In Shakespeare's Macbeth we see an interesting interaction between the rightful heir to the throne, Malcolm, and the nobleman MacDuff in act 4, scene 3.
Malcolm and MacDuff have each fled to avoid Macbeth’s murderous rampage. As royalty, Malcolm is naturally suspicious of anyone who might stand to gain from betraying him. Early in the act, Malcolm is unsure of MacDuff and probes him to test his loyalty, saying:
He [meaning Macbeth] has not touched you yet. I am young; but something
You may deserve of him through me; and wisdom
To offer up a weak, poor, innocent lamb
To appease an angry god.
Malcolm is saying the MacDuff might betray him to get on Macbeth’s good side. MacDuff immediately tries to defend himself with:
I am not treacherous
Nevertheless, Malcolm feels the need to test him further. So he pretends to be similar to Macbeth; his own version of the “angry god.” In the next excerpt he is saying that if he can defeat Macbeth, he will be an even crueler and more bloodthirsty tyrant:
It is myself I mean, in whom I know
All the particulars of vice so grated
That, when they shall be open’d, black Macbeth
Will seem as pure as snow, and the poor state
Esteem him as a lamb, being compared
With my confineless harms.
In other words, as bad as Macbeth has been, he will seem like a lamb compared to the speaker, Malcolm.
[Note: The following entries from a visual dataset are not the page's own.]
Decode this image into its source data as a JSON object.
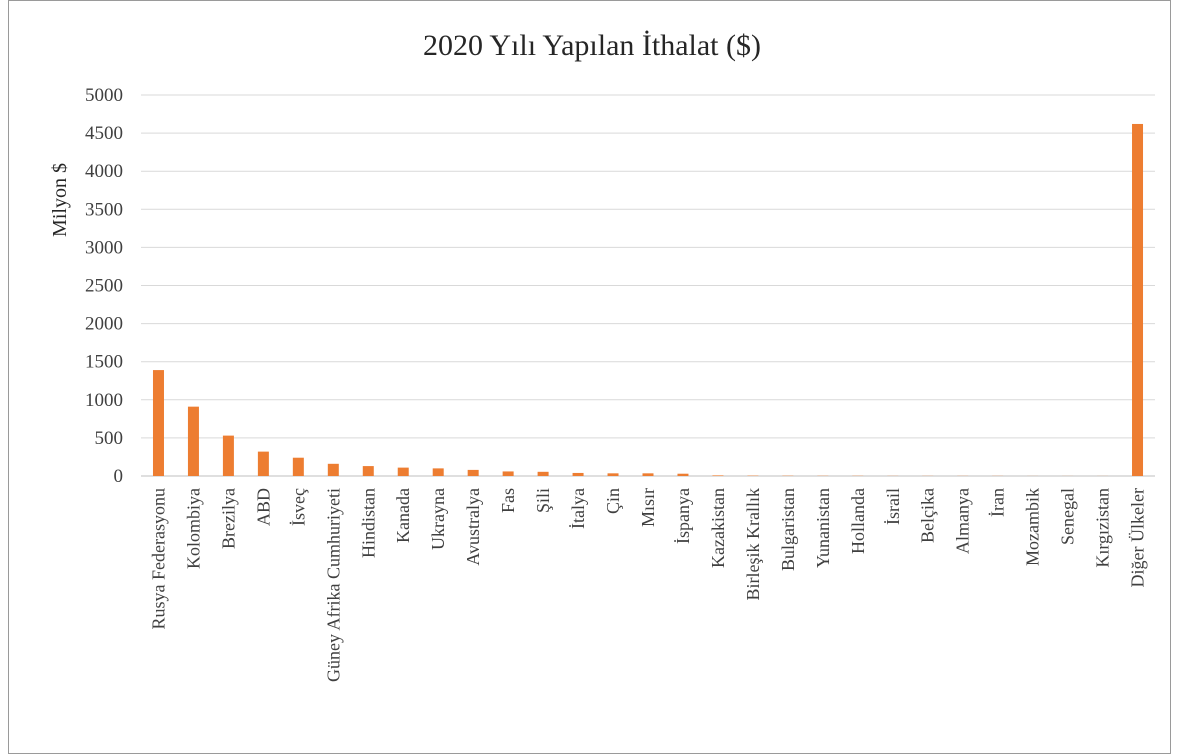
{
  "chart_data": {
    "type": "bar",
    "title": "2020 Yılı Yapılan İthalat  ($)",
    "xlabel": "",
    "ylabel": "Milyon $",
    "ylim": [
      0,
      5000
    ],
    "yticks": [
      0,
      500,
      1000,
      1500,
      2000,
      2500,
      3000,
      3500,
      4000,
      4500,
      5000
    ],
    "grid": true,
    "legend": "none",
    "bar_color": "#ED7D31",
    "categories": [
      "Rusya Federasyonu",
      "Kolombiya",
      "Brezilya",
      "ABD",
      "İsveç",
      "Güney Afrika Cumhuriyeti",
      "Hindistan",
      "Kanada",
      "Ukrayna",
      "Avustralya",
      "Fas",
      "Şili",
      "İtalya",
      "Çin",
      "Mısır",
      "İspanya",
      "Kazakistan",
      "Birleşik Krallık",
      "Bulgaristan",
      "Yunanistan",
      "Hollanda",
      "İsrail",
      "Belçika",
      "Almanya",
      "İran",
      "Mozambik",
      "Senegal",
      "Kırgızistan",
      "Diğer Ülkeler"
    ],
    "values": [
      1390,
      910,
      530,
      320,
      240,
      160,
      130,
      110,
      100,
      80,
      60,
      55,
      40,
      35,
      35,
      30,
      8,
      5,
      4,
      3,
      3,
      2,
      2,
      2,
      2,
      1,
      1,
      1,
      4620
    ]
  }
}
Of course, none of this is true. After going on like this for a little longer, Malcolm is satisfied that MacDuff is not loyal to Macbeth, and confesses that he was merely making sure of his loyalty.
So we have seen Malcolm's attitude toward MacDuff go from suspicious to assured over the first half of the scene.
Later in the scene we see perhaps the most poignant moment in the play when MacDuff learns that Macbeth has murdered his wife and children.